The IMF and World Bank on Friday urged finance ministers to impose a price on carbon, warning that time was running out for the planet to avoid worst-case climate change.
The heads of the two global economic institutions convened ministers from 46 countries—including the United States, China, India and European powers—on the sidelines of spring meetings in Washington to press the case for urgent climate action.
UN Secretary-General Ban Ki-moon, joining the talks, said that 2014 was a "critical moment for humanity." He urged policymakers to think of concrete action before a September climate summit he has called in New York.
Ban pointed to the latest report by the UN's panel of climate scientists, saying it "has made it quite clear that climate change is happening and approaching much faster than one may expect."
The Intergovernmental Panel on Climate Change will release Sunday in Berlin the full version of a 2,000-page report in which it is expected to give a 15-year window for affordable action to limit warming to two degrees Celsius (3.6 Fahrenheit) over pre-industrial times—a level seen as avoiding catastrophic damage in terms of droughts, fires and rising water levels.
While a draft seen by AFP does not give preferences on how to tame climate change, World Bank President Jim Yong Kim and International Monetary Fund Managing Director Christine Lagarde said that economies needed to put a price on carbon—the most common greenhouse gas blamed for climate change.
"The world needs to fight climate change with much, much greater seriousness," Kim told reporters before heading into the talks. "We know that climate change will threaten economic growth—especially in the poorest countries, but everywhere as well."
"Despite the fact that it's controversial, we've got to tackle the issue of carbon pricing," Kim said.
Lagarde said she was recommending for finance ministers to shift more of the tax burden onto carbon rather than focusing on taxing investments or workers.
Seeking to revive momentum
Lagarde also renewed a call for an elimination of subsidies for fossil fuels, which are sensitive in countries where consumers are accustomed to cheap energy.
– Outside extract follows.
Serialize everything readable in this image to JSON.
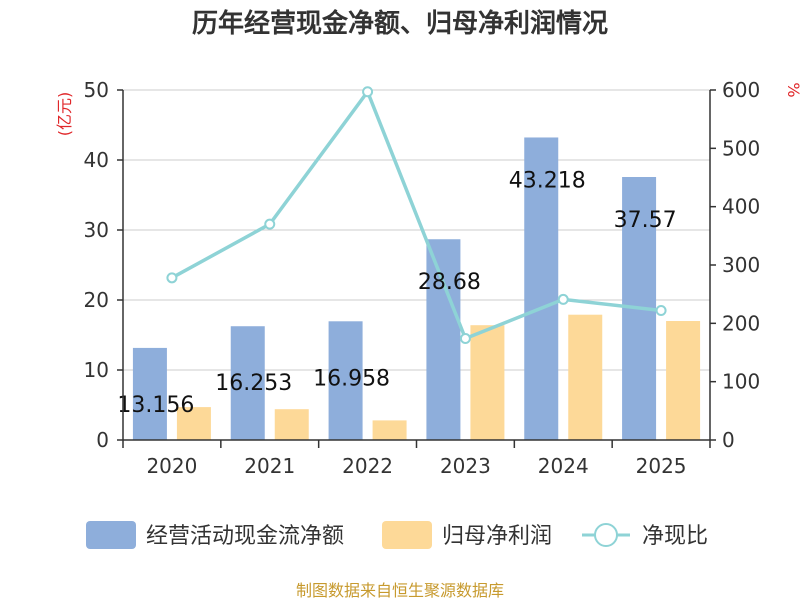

An IMF study last year found that energy subsidies around the world amounted to $1.9 trillion—or eight percent of government revenues.
Despite the warnings, momentum to reduce carbon emissions has slipped in recent years. US President Barack Obama has focused on executive actions to fight climate change after a proposal to restrict emissions died in the Senate in 2010 due to strong opposition by lawmakers supportive of the oil and gas industry.
Australia's new government, led by climate skeptic Prime Minister Tony Abbott, has moved to abolish a carbon tax and instead is seeking a plan that includes incentives for companies to increase energy efficiency.
Rachel Kyte, the World Bank's vice president for sustainable development, said that Friday's meeting aimed at encouraging countries to bring concrete ideas to Ban's climate summit in September on the sidelines of the UN General Assembly.
The September meeting in turn aims to lay the groundwork for a new climate treaty at UN-backed negotiations next year in Paris. A similarly high profile conference in Copenhagen in 2009 ended in widespread disappointment.
The New York meeting is a chance "to demonstrate that there is momentum and there is movement and there is a building sense of inevitability," Kyte told reporters.